University of Tennessee researchers say electric cars in China could be more harmful to health than gasoline-powered vehicles because of the way electricity is generated in the country.
Chris Cherry, an assistant professor of civil and environmental engineering, and graduate student Shuguang Ji analyzed the emissions and environmental-health impacts of five vehicle technologies in 34 major Chinese cities, focusing on dangerous fine particles.
The researchers evaluated health impacts in China using overall emissions data and emission rates from literature about gasoline and diesel cars, diesel buses, electric bikes and electric cars. They then calculated the proportion of emissions inhaled by the population.
What they found defies conventional logic: Electric cars cause more overall harmful particulate-matter pollution than gasoline cars.
Particulate matter includes acids, organic chemicals, metals and soil or dust particles. It also is generated through the combustion of fossil fuels.
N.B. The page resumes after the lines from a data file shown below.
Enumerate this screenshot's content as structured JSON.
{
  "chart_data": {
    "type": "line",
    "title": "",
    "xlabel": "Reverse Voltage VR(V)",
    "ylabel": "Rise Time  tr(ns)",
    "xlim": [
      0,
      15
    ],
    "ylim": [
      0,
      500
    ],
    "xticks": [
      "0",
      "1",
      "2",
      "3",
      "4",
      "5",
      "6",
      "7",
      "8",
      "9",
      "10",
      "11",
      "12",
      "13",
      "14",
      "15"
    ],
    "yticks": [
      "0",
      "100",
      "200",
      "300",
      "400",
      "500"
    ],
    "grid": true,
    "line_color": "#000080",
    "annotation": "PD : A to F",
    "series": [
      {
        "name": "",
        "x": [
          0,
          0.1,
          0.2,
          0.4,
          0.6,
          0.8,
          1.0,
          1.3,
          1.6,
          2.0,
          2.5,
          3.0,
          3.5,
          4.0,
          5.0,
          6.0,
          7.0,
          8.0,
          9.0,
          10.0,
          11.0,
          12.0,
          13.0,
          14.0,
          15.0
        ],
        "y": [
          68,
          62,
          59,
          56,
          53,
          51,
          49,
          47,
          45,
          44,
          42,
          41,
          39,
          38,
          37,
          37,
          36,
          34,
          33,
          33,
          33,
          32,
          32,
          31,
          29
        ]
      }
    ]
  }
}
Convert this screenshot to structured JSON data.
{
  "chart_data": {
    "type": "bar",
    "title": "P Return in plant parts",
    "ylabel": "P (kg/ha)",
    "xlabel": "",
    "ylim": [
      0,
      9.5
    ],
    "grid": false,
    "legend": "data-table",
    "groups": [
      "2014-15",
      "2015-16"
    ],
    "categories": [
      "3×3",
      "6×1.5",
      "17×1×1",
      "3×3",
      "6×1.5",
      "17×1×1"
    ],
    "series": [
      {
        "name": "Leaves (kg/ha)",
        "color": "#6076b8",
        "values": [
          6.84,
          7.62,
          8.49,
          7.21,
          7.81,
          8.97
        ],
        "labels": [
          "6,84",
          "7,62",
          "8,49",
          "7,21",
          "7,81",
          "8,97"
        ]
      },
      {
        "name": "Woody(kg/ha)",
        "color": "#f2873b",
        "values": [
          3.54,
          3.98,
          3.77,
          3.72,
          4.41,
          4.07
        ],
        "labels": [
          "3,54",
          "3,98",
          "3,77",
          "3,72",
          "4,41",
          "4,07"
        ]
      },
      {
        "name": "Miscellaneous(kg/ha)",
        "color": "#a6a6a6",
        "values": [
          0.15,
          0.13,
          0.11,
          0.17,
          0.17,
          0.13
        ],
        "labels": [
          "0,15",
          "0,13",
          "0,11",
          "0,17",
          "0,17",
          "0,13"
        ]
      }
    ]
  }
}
The electric cars' impact was lower than that of diesel cars but equal to that of diesel buses. Electric bikes yielded the lowest environmental-health impact per passenger per kilometer (0.6 miles).
Combustion emissions occur in electric vehicles where electricity is generated, rather than where the vehicle is used. In China, 85% of electricity production is from fossil fuels and about 90% of that is from coal.
The researchers discovered that the power generated in China to operate EVs emit fine particles at a much higher rate than gasoline vehicles.
However, because the EV-related emissions often come from power plants located away from population centers, people breathe in the emissions at a lower rate than from conventional vehicles.
Still, the researchers say the rate isn't low enough to level the playing field between the vehicles. In terms of air-pollution impacts, electric cars are more harmful to public health per kilometer traveled in China than conventional vehicles.
“The study emphasizes that electric vehicles are attractive if they are powered by a clean energy source,” Cherry says in a statement.
“In China and elsewhere, it is important to focus on deploying electric vehicles in cities with cleaner electricity generation and focusing on improving emissions controls in higher-polluting power sectors.”
Cherry says the findings also highlight the importance of considering exposures and the proximity of emissions to people when evaluating EVs’ environmental-health impacts.
The results also illuminate the distributional impact of moving pollution out of cities. About half of the EV-generated urban emissions are inhaled by rural populations, which generally have lower incomes.
“An implicit assumption has been that air quality and health impacts are lower for electric vehicles than for conventional vehicles,” Cherry says.
“Our findings challenge that by comparing what is emitted by vehicle use to what people are actually exposed to. Prior studies have only examined environmental impacts by comparing emission factors or greenhouse-gas emissions.”
The researchers conducted their study in China because of the popularity of electric bikes and electric cars and the country's rapid growth. Electric vehicles, including electric bikes, in China outnumber conventional vehicles 2:1.
They say electric bikes in China involve the single largest adoption of alternative-fuel vehicles in history, with more than 100 million units purchased in the past decade.
This, they say, is more than all other countries combined.